Andreas Dorschel
überlegt, warum sich heute eine Basisgruppe für das Studierendenparlament allein mit den Behauptungen empfiehlt, sie sei "antirassistisch, antifaschistisch, antiableistisch, antisexistisch, (queer-)feministisch, antiheteronormativ, klimagerecht, kapitalismuskritisch und emanzipatorisch". Warum, fragt er, steht denn
die Gesinnung auf einmal wieder so hoch im Kurs? "
Ziele, Zwecke, praktische Vorteile, Interessen, der Verweis auf Erreichtes oder auf bestimmte Missgriffe derer, die bisher die Positionen innehatten - nichts davon wäre ohne Weiteres mit einer Gesinnung gleichzusetzen. Im Vergleich des einen mit dem anderen erscheint die Emphase der Gesinnung als
Position des Rückzugs.

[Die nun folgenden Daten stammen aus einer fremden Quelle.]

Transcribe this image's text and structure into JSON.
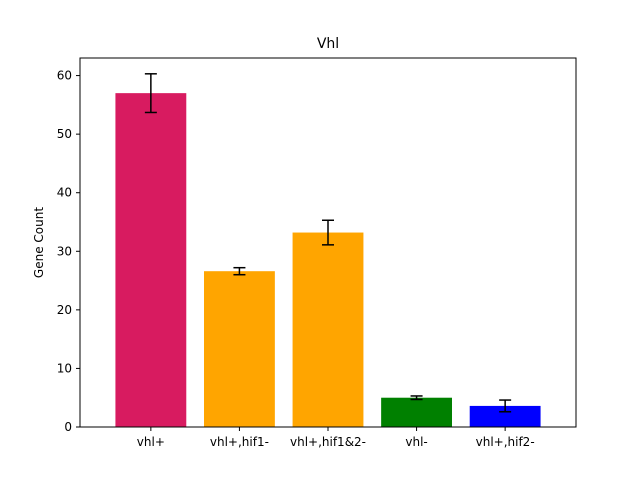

Denn die Gesinnung hält sich nach Max Weber grundsätzlich für unbelangbar, was den Erfolg von Handlungen angeht. Weder lässt sich an der Gesinnung der Erfolg ablesen, noch am Erfolg die Gesinnung. Zur Frage des Erfolgs hat die Gesinnung vornehmlich eine Auskunft parat: Alles würde gut werden, wenn jeder und jede die richtige Gesinnung hätte, zum Beispiel, wenn es auf Erden keine Rassisten mehr gäbe. Die Gesinnung feiert
Triumphe im Konjunktiv."
Der
Soziologe Andreas Reckwitz hat mit seiner Deutung einer
krisenhaften Mittelschichtsgesellschaft großen Einfluss gewonnen. Reckwitz zufolge spaltet sich die Mittelschicht in eine alte, die von Facharbeit und Nationalstaat geprägt ist, sowie eine neue, die - von Universität und kosmopolitischem Lebensstil geprägt - kulturell den Ton angibt. Nils C. Kumkar und Uwe Schimank
finden Reckwitz' Theorie schon deshalb suspekt, weil sie so viel Anklang findet. Und auch seine unrevolutionären Lösungsvorschläge behagen ihnen nicht: "Es geht um die
politische Re-Regulierung eines aus dem Ruder gelaufenen kulturellen und ökonomischen Liberalismus. Etwas konkreter heißt das etwa, es bedürfe eines 'neuen Gesellschaftsvertrags', der die Menschen nicht länger in Erfolgreiche und Versager unterteilt, sondern 'die gesellschaftliche Notwendigkeit gleichermaßen aller Tätigkeiten prinzipiell anerkennt'. Auch die staatliche Bereitstellung vieler Infrastrukturen - nach einer Ökonomisierungs- und Privatisierungspolitik - müsse revitalisiert werden, und angesichts des Ausmaßes kultureller Heterogenität müsse eine '
Arbeit an kulturellen Grundwerten und einer von allen geteilten kulturellen Praxis' geleistet werden. Es ist nicht so, dass Reckwitz sich diese Aufgaben einfach vorstellt - aber dennoch in der entscheidenden Frage, wer denn die Koalition der Träger dieser Re-Regulierung sein könnte, viel zu einfach, wenn er die 'Chance' erblickt, dass es einen 'aufgeklärten und selbstkritischen Teil' der 'neuen Mittelklasse' gibt, mit dem sich 'Teile der alten Mittelklasse sowie der prekären Klasse' verbünden könnten. Genauer wird er nicht, und hätte er es versucht, wäre ihm sicher selbst aufgefallen, dass ein solcher 'historischer Kompromiss'
ein Luftschloss ist. Ganz abgesehen davon, dass Reckwitz hier nur der 'neuen Mittelklasse' die
Fähigkeit zur Selbstkritik zuspricht, während die anderen beiden Klassen offenbar - drastisch formuliert - so tumb, wie sie sind, genommen werden müssen (ein Angehöriger der 'alten Mittelklasse' müsste hier berechtigterweise einwenden: Noch in der Selbstkritik überheblich!)."